Franciszek dziękuje współpracownikom tworzącym Dom Świętej Marty
Podczas porannej Eucharystii w Domu Świętej Marty papież podziękował szczególnie jednej z jego pracownic – Patrizii, która po czterdziestu latach przechodzi na emeryturę. Ojciec Święty zachęcił, by pamiętać o osobach towarzyszących nam na drogach życia, z którymi łącząc nas więzi niemal rodzinne, aby im dziękować a także prosić o przebaczenie.
Franciszek zaznaczył, że człowiek został stworzony przez Boga jako istota społeczna, jako lud a nie zamknięci w sobie egoiści. W naszej drodze towarzyszą nam sąsiedzi, przyjaciele, koledzy z pracy, z biura. „Nie chce byśmy byli egoistami – egoizm jest grzechem” – stwierdził papież.

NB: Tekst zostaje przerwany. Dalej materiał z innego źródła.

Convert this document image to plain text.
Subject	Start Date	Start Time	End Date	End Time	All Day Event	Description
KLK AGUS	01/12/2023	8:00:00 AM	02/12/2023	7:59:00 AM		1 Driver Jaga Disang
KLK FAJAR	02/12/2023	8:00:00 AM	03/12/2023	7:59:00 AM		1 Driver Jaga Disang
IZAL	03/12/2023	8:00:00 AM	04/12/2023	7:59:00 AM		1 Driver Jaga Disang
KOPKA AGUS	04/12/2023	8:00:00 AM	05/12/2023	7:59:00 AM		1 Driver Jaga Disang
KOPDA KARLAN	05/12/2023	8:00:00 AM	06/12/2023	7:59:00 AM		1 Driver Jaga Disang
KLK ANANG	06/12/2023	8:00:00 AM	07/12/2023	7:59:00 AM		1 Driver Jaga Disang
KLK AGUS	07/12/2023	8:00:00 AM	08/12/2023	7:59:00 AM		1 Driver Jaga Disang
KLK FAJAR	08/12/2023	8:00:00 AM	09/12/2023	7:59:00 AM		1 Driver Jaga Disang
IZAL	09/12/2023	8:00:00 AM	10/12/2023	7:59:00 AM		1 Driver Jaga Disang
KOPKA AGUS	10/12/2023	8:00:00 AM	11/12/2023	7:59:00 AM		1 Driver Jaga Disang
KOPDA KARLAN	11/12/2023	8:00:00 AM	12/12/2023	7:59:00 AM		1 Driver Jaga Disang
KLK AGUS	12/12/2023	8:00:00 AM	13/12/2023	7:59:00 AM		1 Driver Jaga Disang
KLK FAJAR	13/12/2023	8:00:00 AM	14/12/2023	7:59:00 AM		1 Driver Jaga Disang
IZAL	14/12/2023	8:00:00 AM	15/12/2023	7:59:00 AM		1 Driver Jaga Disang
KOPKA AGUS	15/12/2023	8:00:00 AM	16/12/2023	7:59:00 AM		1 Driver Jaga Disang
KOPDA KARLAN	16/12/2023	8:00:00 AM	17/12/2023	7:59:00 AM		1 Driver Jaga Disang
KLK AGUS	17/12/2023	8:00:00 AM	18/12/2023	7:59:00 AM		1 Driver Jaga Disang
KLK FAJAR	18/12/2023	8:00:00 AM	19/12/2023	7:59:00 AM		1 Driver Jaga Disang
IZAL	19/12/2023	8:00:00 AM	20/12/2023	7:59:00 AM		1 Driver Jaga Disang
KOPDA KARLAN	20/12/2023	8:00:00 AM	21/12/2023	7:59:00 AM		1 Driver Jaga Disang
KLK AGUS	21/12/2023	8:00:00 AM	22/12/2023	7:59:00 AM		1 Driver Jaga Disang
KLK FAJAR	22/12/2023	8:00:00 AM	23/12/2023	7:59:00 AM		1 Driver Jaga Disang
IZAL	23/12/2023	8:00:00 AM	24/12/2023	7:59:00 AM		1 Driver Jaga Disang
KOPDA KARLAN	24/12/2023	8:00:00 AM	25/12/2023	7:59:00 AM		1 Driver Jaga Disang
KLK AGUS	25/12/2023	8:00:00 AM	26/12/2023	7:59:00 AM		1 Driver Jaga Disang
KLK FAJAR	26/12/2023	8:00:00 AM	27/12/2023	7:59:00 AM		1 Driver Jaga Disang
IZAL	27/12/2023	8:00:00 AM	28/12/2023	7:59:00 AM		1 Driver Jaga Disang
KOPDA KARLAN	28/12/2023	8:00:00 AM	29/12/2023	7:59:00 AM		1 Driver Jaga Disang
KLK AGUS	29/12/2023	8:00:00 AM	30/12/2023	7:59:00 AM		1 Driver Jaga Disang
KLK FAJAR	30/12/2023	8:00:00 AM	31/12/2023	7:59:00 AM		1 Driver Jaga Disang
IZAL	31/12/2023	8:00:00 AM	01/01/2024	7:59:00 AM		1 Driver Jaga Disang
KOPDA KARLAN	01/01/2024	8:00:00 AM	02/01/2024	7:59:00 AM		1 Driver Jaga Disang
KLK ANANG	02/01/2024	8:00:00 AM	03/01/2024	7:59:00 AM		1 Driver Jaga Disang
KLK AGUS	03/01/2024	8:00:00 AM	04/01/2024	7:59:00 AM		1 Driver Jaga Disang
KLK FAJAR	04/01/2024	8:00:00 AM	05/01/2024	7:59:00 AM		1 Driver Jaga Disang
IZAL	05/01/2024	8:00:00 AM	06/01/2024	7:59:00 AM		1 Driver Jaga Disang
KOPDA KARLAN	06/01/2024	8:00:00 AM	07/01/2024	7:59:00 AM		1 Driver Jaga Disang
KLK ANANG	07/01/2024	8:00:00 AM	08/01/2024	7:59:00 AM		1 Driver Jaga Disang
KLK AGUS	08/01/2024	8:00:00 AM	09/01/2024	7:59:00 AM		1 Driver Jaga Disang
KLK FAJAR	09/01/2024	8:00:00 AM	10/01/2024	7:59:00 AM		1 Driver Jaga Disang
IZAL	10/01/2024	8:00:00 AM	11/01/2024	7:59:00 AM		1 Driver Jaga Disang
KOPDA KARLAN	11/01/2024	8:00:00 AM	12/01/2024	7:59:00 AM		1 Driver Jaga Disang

Ojciec Święty przypomniał różne osoby, które pracowały w Domu Świętej Marty, zarówno te, które przeszły na emeryturę, jak i te, które zmarły, wymieniając je po imieniu.
„Warto, byśmy dzisiaj wszyscy pomyśleli o ludziach, którzy towarzyszyli nam w drodze życia, jako wyraz wdzięczności, a także jako gest wdzięczności Bogu. Dziękujemy Ci, Panie, że nie zostawiłeś nas samych. To prawda, że zawsze są problemy, a tam, gdzie są ludzie, są plotki. Nawet tutaj. Modlimy się i plotkujemy, jedno i drugie. A także czasami grzeszy się przeciwko miłości” – powiedział papież.

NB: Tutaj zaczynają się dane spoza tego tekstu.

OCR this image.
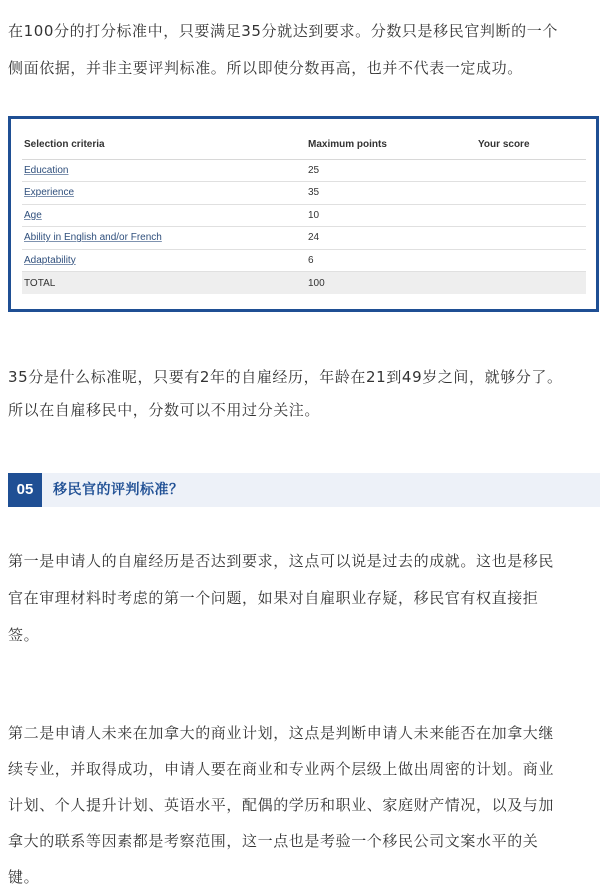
在100分的打分标准中，只要满足35分就达到要求。分数只是移民官判断的一个
侧面依据，并非主要评判标准。所以即使分数再高，也并不代表一定成功。
Selection criteria	Maximum points	Your score
Education	25	
Experience	35	
Age	10	
Ability in English and/or French	24	
Adaptability	6	
TOTAL	100	
35分是什么标准呢，只要有2年的自雇经历，年龄在21到49岁之间，就够分了。
所以在自雇移民中，分数可以不用过分关注。
05	移民官的评判标准？
第一是申请人的自雇经历是否达到要求，这点可以说是过去的成就。这也是移民
官在审理材料时考虑的第一个问题，如果对自雇职业存疑，移民官有权直接拒
签。
第二是申请人未来在加拿大的商业计划，这点是判断申请人未来能否在加拿大继
续专业，并取得成功，申请人要在商业和专业两个层级上做出周密的计划。商业
计划、个人提升计划、英语水平，配偶的学历和职业、家庭财产情况，以及与加
拿大的联系等因素都是考察范围，这一点也是考验一个移民公司文案水平的关
键。
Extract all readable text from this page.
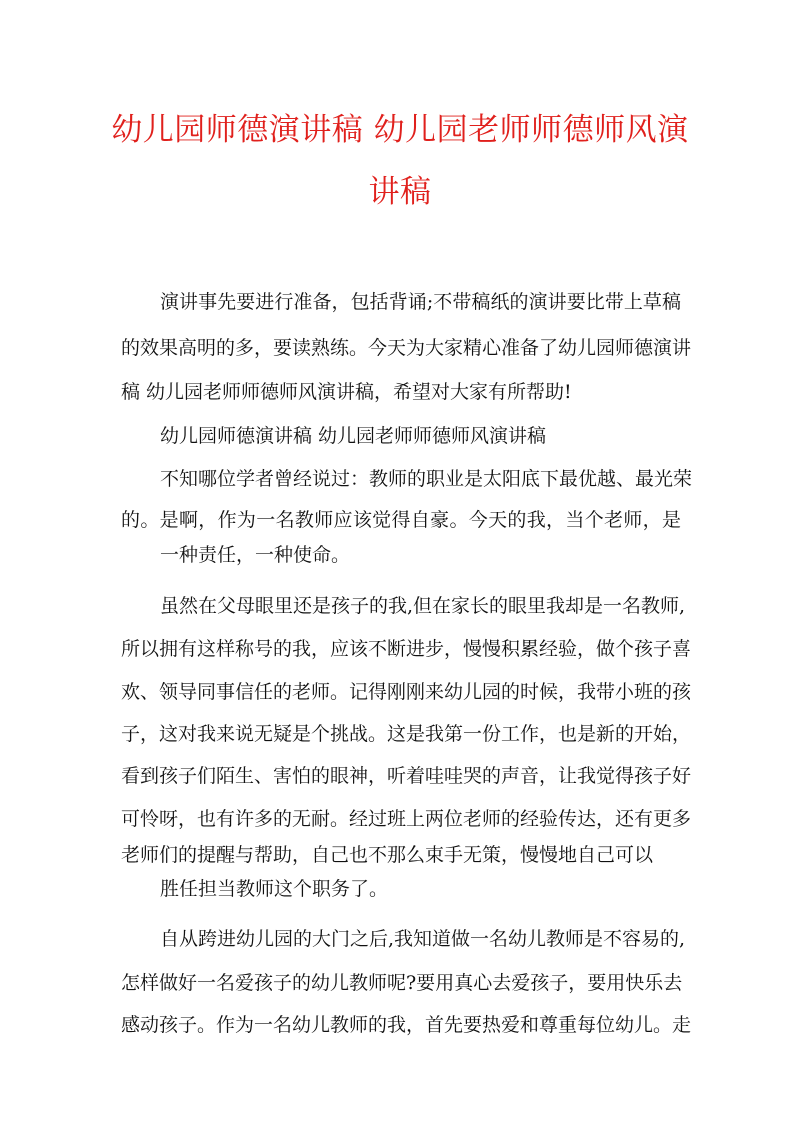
幼儿园师德演讲稿 幼儿园老师师德师风演
讲稿
演讲事先要进行准备，包括背诵;不带稿纸的演讲要比带上草稿
的效果高明的多，要读熟练。今天为大家精心准备了幼儿园师德演讲
稿 幼儿园老师师德师风演讲稿，希望对大家有所帮助!
幼儿园师德演讲稿 幼儿园老师师德师风演讲稿
不知哪位学者曾经说过：教师的职业是太阳底下最优越、最光荣
的。是啊，作为一名教师应该觉得自豪。今天的我，当个老师，是
一种责任，一种使命。
虽然在父母眼里还是孩子的我,但在家长的眼里我却是一名教师,
所以拥有这样称号的我，应该不断进步，慢慢积累经验，做个孩子喜
欢、领导同事信任的老师。记得刚刚来幼儿园的时候，我带小班的孩
子，这对我来说无疑是个挑战。这是我第一份工作，也是新的开始，
看到孩子们陌生、害怕的眼神，听着哇哇哭的声音，让我觉得孩子好
可怜呀，也有许多的无耐。经过班上两位老师的经验传达，还有更多
老师们的提醒与帮助，自己也不那么束手无策，慢慢地自己可以
胜任担当教师这个职务了。
自从跨进幼儿园的大门之后,我知道做一名幼儿教师是不容易的,
怎样做好一名爱孩子的幼儿教师呢?要用真心去爱孩子，要用快乐去
感动孩子。作为一名幼儿教师的我，首先要热爱和尊重每位幼儿。走
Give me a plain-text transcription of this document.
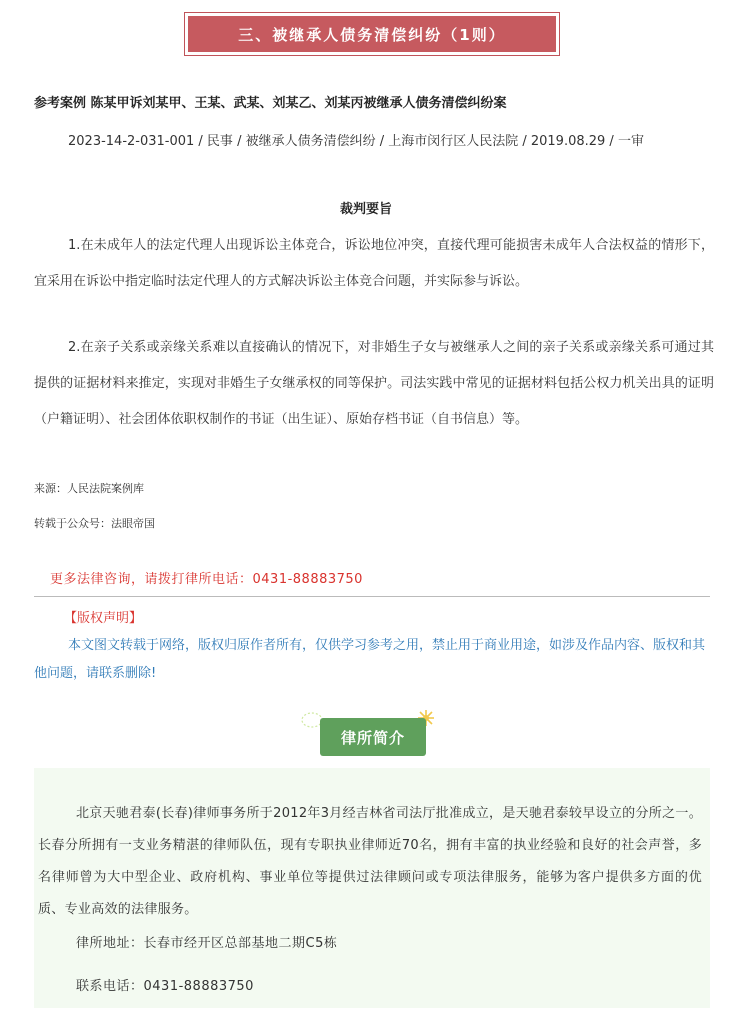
三、被继承人债务清偿纠纷（1则）
参考案例 陈某甲诉刘某甲、王某、武某、刘某乙、刘某丙被继承人债务清偿纠纷案
2023-14-2-031-001 / 民事 / 被继承人债务清偿纠纷 / 上海市闵行区人民法院 / 2019.08.29 / 一审
裁判要旨
1.在未成年人的法定代理人出现诉讼主体竞合，诉讼地位冲突，直接代理可能损害未成年人合法权益的情形下，宜采用在诉讼中指定临时法定代理人的方式解决诉讼主体竞合问题，并实际参与诉讼。
2.在亲子关系或亲缘关系难以直接确认的情况下，对非婚生子女与被继承人之间的亲子关系或亲缘关系可通过其提供的证据材料来推定，实现对非婚生子女继承权的同等保护。司法实践中常见的证据材料包括公权力机关出具的证明（户籍证明）、社会团体依职权制作的书证（出生证）、原始存档书证（自书信息）等。
来源：人民法院案例库
转载于公众号：法眼帝国
更多法律咨询，请拨打律所电话：0431-88883750
【版权声明】
本文图文转载于网络，版权归原作者所有，仅供学习参考之用，禁止用于商业用途，如涉及作品内容、版权和其他问题，请联系删除!
律所简介
北京天驰君泰(长春)律师事务所于2012年3月经吉林省司法厅批准成立，是天驰君泰较早设立的分所之一。长春分所拥有一支业务精湛的律师队伍，现有专职执业律师近70名，拥有丰富的执业经验和良好的社会声誉，多名律师曾为大中型企业、政府机构、事业单位等提供过法律顾问或专项法律服务，能够为客户提供多方面的优质、专业高效的法律服务。
律所地址：长春市经开区总部基地二期C5栋
联系电话：0431-88883750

Franciszek zauważył, że w rodzinie ma miejsce grzech, traci się cierpliwość, a następnie przeprasza. Podziękował za cierpliwość towarzyszących mu osób i prosił o wybaczenie braków.

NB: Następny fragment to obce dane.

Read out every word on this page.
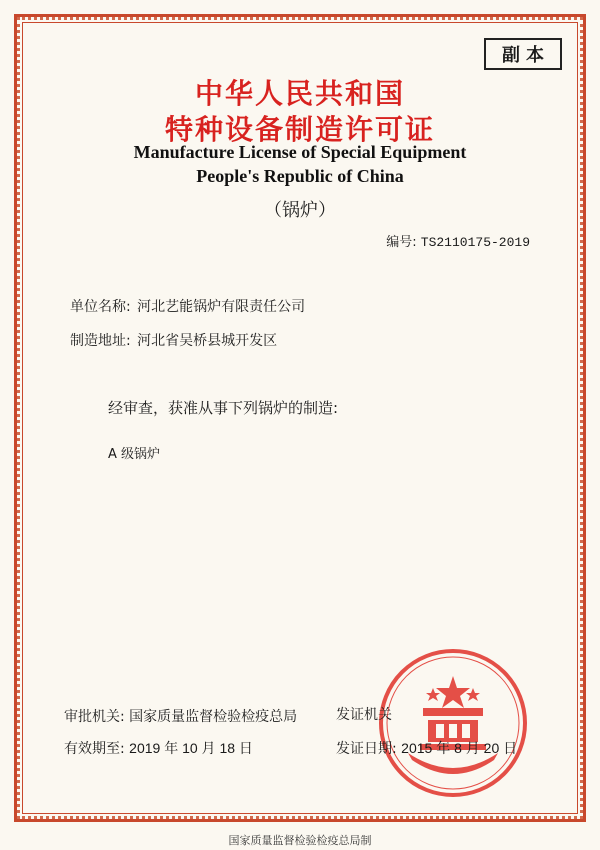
副本
中华人民共和国
特种设备制造许可证
Manufacture License of Special Equipment
People's Republic of China
（锅炉）
编号: TS2110175-2019
单位名称: 河北艺能锅炉有限责任公司
制造地址: 河北省吴桥县城开发区
经审查，获准从事下列锅炉的制造:
A 级锅炉
审批机关: 国家质量监督检验检疫总局	发证机关
有效期至: 2019 年 10 月 18 日	发证日期: 2015 年 8 月 20 日
国家质量监督检验检疫总局制
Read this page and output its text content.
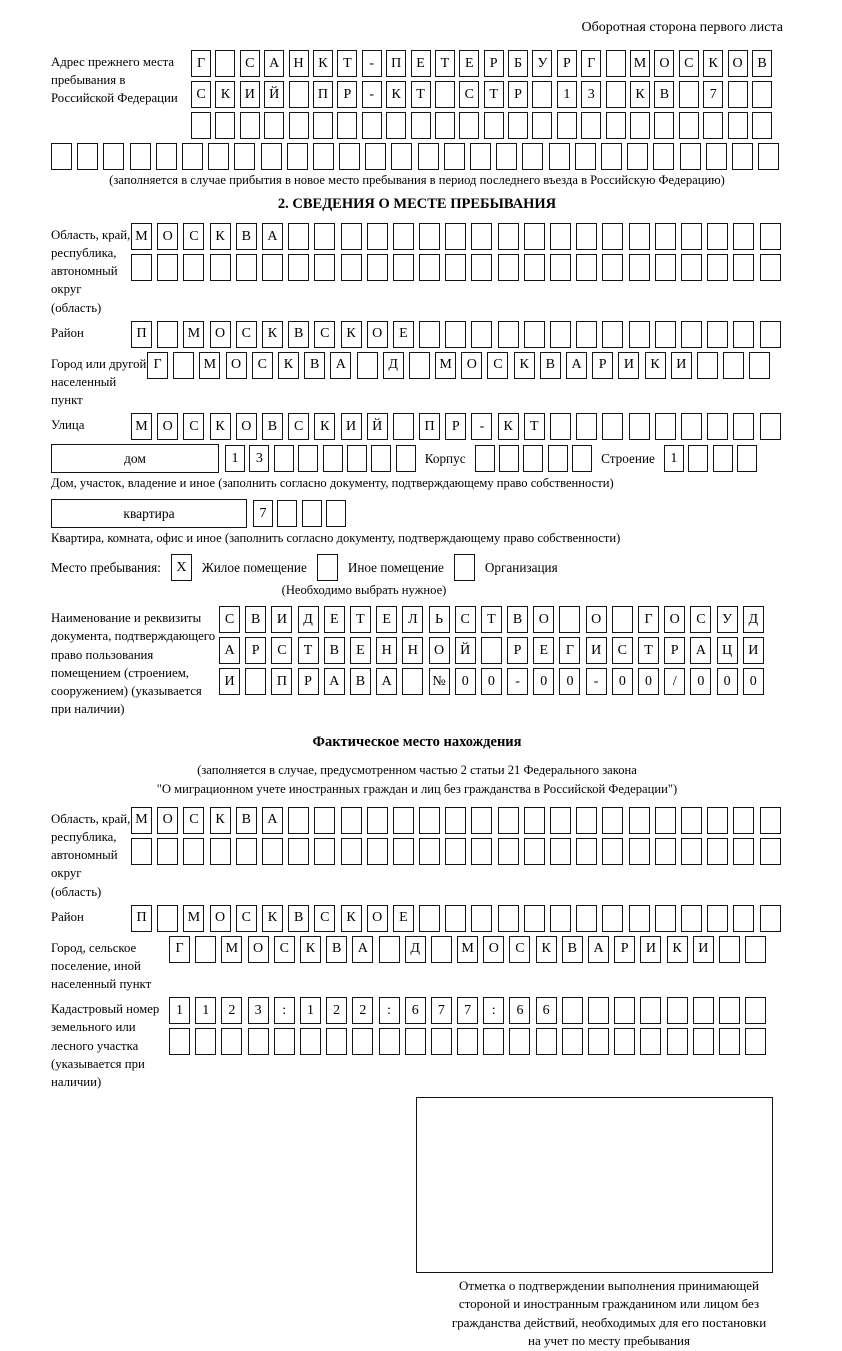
Оборотная сторона первого листа
Адрес прежнего места пребывания в Российской Федерации
Г	С	А	Н	К	Т	-	П	Е	Т	Е	Р	Б	У	Р	Г	М О	С	К	О	В
С	К	И	Й	П	Р	-	К	Т	С	Т	Р	1	3	К	В	7
(заполняется в случае прибытия в новое место пребывания в период последнего въезда в Российскую Федерацию)
2. СВЕДЕНИЯ О МЕСТЕ ПРЕБЫВАНИЯ
Область, край, республика, автономный округ (область)
М	О	С	К	В	А
Район	П	М	О	С	К	В	С	К	О	Е
Город или другой населенный пункт
Г	М	О	С	К	В	А	Д	М	О	С	К	В	А	Р	И	К	И
Улица	М	О	С	К	О	В	С	К	И	Й	П	Р	-	К	Т
дом	1	3	Корпус	Строение	1
Дом, участок, владение и иное (заполнить согласно документу, подтверждающему право собственности)
квартира	7
Квартира, комната, офис и иное (заполнить согласно документу, подтверждающему право собственности)
Место пребывания:	X	Жилое помещение	Иное помещение	Организация
(Необходимо выбрать нужное)
Наименование и реквизиты документа, подтверждающего право пользования помещением (строением, сооружением) (указывается при наличии)
С	В	И	Д	Е	Т	Е	Л	Ь	С	Т	В	О	О	Г	О	С	У	Д
А	Р	С	Т	В	Е	Н	Н	О	Й	Р	Е	Г	И	С	Т	Р	А	Ц	И
И	П	Р	А	В	А	№	0	0	-	0	0	-	0	0	/	0	0	0
Фактическое место нахождения
(заполняется в случае, предусмотренном частью 2 статьи 21 Федерального закона
"О миграционном учете иностранных граждан и лиц без гражданства в Российской Федерации")
Область, край, республика, автономный округ (область)
М	О	С	К	В	А
Район	П	М	О	С	К	В	С	К	О	Е
Город, сельское поселение, иной населенный пункт
Г	М	О	С	К	В	А	Д	М	О	С	К	В	А	Р	И	К	И
Кадастровый номер земельного или лесного участка (указывается при наличии)
1	1	2	3	:	1	2	2	:	6	7	7	:	6	6
Отметка о подтверждении выполнения принимающей
стороной и иностранным гражданином или лицом без
гражданства действий, необходимых для его постановки
на учет по месту пребывания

„Dzisiaj jest dzień, aby podziękować i przeprosić, z serca, każdego z nas, osoby, które nam towarzyszą w życiu, we fragmencie życia, przez całe życie... I chciałbym skorzystać z tego pożegnania Patrizii, aby wraz z wami uczynić ten akt pamięci, podziękowania, a także przeprosić osoby, które nam towarzyszą. Niech każdy z nas uczyni to wobec osób, które zwykle mu towarzyszą. A tym, którzy pracują tutaj w domu, wielkie podziękowanie. I tobie, Patrizio, która rozpoczynasz drugą część życia, kolejne 40 lat!” – powiedział papież na zakończenie swej homilii.